Trey Moore, who’s 35, has a lot of experience teaching rafting rookies the basics of navigating through all kinds of water. He trained at the famed Nantahala Outdoor Center in North Carolina, and returns there each year to teach canoe clinics and river-guide training courses. Piloting a raft is a lot of fun, but it’s not necessarily as easy as it looks.
It’s crucial to make sure you’re wearing your life jacket properly, for one thing — otherwise, it can come off, or float up in a way that it forces your face underwater.
One of the most common mistakes Moore sees new paddlers make is not choosing a leader.

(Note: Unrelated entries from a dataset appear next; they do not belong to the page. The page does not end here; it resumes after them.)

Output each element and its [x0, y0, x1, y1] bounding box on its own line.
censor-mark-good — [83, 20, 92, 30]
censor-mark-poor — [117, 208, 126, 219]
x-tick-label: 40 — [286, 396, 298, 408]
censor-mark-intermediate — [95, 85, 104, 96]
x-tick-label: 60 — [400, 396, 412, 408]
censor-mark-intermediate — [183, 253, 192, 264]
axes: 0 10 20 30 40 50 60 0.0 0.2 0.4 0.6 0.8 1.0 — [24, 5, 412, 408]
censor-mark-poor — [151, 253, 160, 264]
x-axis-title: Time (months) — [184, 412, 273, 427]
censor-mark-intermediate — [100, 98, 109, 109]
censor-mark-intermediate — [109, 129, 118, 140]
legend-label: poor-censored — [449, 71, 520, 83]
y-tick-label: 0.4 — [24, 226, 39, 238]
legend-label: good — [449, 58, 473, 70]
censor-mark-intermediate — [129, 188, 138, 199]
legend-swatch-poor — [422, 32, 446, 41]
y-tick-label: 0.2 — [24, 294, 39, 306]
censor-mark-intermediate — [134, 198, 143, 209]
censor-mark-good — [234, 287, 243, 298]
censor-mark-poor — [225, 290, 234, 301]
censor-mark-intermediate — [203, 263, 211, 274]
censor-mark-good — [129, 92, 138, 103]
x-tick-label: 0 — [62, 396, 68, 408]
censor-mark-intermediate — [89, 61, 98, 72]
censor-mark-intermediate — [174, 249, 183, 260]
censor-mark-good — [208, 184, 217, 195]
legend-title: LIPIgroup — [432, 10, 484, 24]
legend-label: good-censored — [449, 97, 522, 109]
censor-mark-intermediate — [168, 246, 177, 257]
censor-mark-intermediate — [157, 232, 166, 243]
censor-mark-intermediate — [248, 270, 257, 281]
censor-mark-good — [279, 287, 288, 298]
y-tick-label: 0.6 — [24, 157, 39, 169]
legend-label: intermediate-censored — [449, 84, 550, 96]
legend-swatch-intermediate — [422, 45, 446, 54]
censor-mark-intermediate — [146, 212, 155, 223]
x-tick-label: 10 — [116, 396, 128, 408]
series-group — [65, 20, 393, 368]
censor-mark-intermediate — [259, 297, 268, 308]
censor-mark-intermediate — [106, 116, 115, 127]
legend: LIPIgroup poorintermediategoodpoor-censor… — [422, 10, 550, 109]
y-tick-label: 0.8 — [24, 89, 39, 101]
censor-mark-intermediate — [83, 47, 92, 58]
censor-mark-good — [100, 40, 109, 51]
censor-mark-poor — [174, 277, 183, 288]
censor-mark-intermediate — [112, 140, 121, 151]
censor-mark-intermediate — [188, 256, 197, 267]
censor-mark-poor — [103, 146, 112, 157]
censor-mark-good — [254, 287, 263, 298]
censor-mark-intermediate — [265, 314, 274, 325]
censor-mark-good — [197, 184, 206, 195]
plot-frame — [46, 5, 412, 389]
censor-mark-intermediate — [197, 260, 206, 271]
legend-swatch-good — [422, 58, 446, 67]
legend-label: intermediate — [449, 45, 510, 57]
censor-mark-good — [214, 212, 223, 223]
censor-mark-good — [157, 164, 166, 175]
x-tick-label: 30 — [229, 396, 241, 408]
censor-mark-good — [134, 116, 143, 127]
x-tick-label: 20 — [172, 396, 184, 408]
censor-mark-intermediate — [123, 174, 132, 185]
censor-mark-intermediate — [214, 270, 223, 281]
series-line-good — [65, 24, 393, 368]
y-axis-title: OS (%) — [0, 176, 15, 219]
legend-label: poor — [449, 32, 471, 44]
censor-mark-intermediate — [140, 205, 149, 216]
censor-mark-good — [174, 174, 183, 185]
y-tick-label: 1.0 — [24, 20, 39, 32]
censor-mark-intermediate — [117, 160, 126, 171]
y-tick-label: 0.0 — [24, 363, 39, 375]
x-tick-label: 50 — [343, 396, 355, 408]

“Somebody has to tell people what to do,” he said. “Hopefully that person has experience and can read the water.”
Preparation is important, he said. Before you get on the water, talk about how to behave in the boat. Set your communication system so the people in the front of the boat will understand what the navigator in the back of the boat wants them to do.
“Lay out the law of the land, and follow it,” he said.